Les Nigérians, qui ont massivement voté ce week-end, retenaient leur souffle lundi, la tension allant crescendo alors que les premiers résultats partiels de la présidentielle, publiés au compte-goutte, donnaient le président sortant Goodluck Jonathan et son principal rival Muhammadu Buhari au coude-à-coude.
Selon les premiers résultats dans huit des 36 Etats nigérians et dans la capitale fédérale, annoncés lundi après-midi par des délégués de la Commission électorale indépendante (Inec), M. Buhari est pour l'instant donné vainqueur dans cinq Etats, M. Jonathan remportant le scrutin dans trois autres et dans la capitale fédérale.
M. Jonathan bénéficie cependant d'une légère avance en nombre de suffrages exprimés --moins de 20.000 voix pour l'instant.
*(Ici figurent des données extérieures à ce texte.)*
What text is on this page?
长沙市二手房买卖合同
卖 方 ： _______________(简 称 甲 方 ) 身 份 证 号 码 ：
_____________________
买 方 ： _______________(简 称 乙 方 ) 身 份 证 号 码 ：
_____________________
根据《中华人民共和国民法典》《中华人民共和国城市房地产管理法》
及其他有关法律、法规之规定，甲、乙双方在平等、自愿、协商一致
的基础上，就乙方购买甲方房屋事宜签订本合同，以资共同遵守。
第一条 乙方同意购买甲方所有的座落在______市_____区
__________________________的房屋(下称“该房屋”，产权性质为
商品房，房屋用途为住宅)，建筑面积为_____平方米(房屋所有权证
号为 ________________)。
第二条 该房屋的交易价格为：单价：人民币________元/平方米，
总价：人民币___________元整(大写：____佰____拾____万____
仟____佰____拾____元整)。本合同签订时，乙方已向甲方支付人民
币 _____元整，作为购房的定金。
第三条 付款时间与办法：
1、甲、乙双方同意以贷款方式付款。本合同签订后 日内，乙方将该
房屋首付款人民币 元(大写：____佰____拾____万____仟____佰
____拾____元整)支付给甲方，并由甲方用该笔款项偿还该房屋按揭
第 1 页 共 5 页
D'autres résultats devaient être annoncés plus tard dans la soirée.
Des violences ont commencé à éclater dès dimanche, dans l'Etat pétrolier de Rivers (sud), où le Congrès progressiste (APC) de M. Buhari accusent l'Inec et le Parti démocratique populaire (PDP) de M. Jonathan de fraudes électorales.
Suite à une manifestation de plusieurs milliers de personnes dimanche, 2.000 militantes de l'APC, réunies lundi matin devant l'Inec à Port-Harcourt, la capitale de Rivers, pour réclamer la tenue de nouvelles élections, ont été dispersées à coup de gaz lacrymogène.
Les marches de protestations se sont poursuivies tout au long de la journée de lundi, jusqu'à l'instauration d'un couvre-feu pour la nuit.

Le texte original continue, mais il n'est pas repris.